I didn’t bring it up, not while she was
radiating pure joy. As we walked to the car, she took my hand, then
stepped in front of me. “This was the sweetest thing any guy has
ever done for me. I don’t know what I did to deserve it—”


You’re you. And you gave me
a chance,” I blurted, before I could stop the words coming out. How
else could I have answered her? The reason I’d begged Burt for his
help in setting up this date was specifically to make her as happy
as being with her made me. Granted, I would have to grow four more
limbs to be on the same level as Monty, but if she was willing to
settle for a human, I wanted to be that human.

She rose on her toes, her beautiful lips
parted in anticipation, and I couldn’t resist. The moment our
mouths met, I had to have her in my arms. They felt empty without
her in them. I pulled her in, reminding myself not to squeeze her
too hard. Only Monty could get away with that.

Through dinner, all Penny could talk about
was the octopus. Oh, she tried to come up with other topics, but
the conversation always wandered back to Monty, and I did nothing
to stop it. I didn’t think I would ever tire of her excitement, and
knowing I’d done something that had so thoroughly pleased her.

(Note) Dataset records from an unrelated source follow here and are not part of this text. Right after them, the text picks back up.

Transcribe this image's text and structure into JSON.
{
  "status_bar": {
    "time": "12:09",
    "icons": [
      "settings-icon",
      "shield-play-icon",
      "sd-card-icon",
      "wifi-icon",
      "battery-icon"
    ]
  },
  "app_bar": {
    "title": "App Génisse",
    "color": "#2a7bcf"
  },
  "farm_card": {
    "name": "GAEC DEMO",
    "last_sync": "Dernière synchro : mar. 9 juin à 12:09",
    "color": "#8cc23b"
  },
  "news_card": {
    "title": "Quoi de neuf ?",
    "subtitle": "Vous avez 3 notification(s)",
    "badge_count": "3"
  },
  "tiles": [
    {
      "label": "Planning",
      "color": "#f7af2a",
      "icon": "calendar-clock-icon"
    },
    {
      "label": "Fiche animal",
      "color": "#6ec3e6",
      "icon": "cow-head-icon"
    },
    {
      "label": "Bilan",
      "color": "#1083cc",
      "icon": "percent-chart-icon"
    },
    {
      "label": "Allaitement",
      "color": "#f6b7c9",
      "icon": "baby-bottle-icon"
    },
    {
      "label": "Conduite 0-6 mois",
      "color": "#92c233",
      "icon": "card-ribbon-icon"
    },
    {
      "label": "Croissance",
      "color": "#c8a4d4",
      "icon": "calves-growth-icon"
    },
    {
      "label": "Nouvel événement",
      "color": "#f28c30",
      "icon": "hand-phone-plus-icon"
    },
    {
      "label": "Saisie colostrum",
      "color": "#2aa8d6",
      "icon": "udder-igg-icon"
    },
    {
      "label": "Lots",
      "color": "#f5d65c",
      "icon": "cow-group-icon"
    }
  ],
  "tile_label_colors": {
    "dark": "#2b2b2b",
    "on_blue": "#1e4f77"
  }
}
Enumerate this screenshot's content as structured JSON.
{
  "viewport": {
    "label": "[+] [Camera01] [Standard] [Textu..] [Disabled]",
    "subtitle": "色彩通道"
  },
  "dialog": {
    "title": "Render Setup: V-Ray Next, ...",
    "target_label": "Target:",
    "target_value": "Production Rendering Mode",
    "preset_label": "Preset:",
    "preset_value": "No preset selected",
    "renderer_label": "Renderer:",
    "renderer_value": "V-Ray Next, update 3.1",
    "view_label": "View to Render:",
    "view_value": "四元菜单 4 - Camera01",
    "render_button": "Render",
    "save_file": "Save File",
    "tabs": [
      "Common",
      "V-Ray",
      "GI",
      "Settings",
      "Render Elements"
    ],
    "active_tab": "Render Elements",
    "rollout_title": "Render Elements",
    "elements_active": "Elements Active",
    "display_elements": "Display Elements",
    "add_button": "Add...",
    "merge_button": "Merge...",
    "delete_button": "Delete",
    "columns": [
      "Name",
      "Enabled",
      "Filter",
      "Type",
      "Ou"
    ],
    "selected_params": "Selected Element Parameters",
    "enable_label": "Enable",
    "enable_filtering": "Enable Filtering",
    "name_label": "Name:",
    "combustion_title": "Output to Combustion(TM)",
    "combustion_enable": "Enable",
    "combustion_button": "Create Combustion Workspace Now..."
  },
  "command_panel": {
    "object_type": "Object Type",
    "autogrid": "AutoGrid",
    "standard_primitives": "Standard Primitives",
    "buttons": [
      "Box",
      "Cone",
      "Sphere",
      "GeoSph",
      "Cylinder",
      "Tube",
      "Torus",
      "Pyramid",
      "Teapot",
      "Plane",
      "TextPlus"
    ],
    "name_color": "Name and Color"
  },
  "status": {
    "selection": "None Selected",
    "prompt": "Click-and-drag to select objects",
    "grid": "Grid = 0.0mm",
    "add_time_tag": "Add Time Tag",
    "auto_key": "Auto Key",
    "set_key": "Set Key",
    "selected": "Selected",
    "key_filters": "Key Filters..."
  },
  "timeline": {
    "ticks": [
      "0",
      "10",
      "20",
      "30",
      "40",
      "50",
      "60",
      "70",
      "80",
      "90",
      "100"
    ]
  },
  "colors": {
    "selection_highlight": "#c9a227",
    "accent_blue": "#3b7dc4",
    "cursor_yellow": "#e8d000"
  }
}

She was still going, even in the car.
“They’re really devoted mothers. A female giant Pacific octopus
will make a den in a nook or a hole, somewhere she can protect, and
lay like ten thousand eggs. And she hangs them up on the walls and
spends six months just sitting there, cleaning the eggs, moving
them around; she doesn’t even feed herself. She doesn’t sleep. If
she’s not dead by the time the babies hatch, she’s not alive for
long.”

We stopped at a light, and the car next to
us kept creeping toward the line. I hated that, and I wanted to be
certain that I pulled through first, just to rankle the other
driver, so I answered absentmindedly, “Why? Do they eat her?”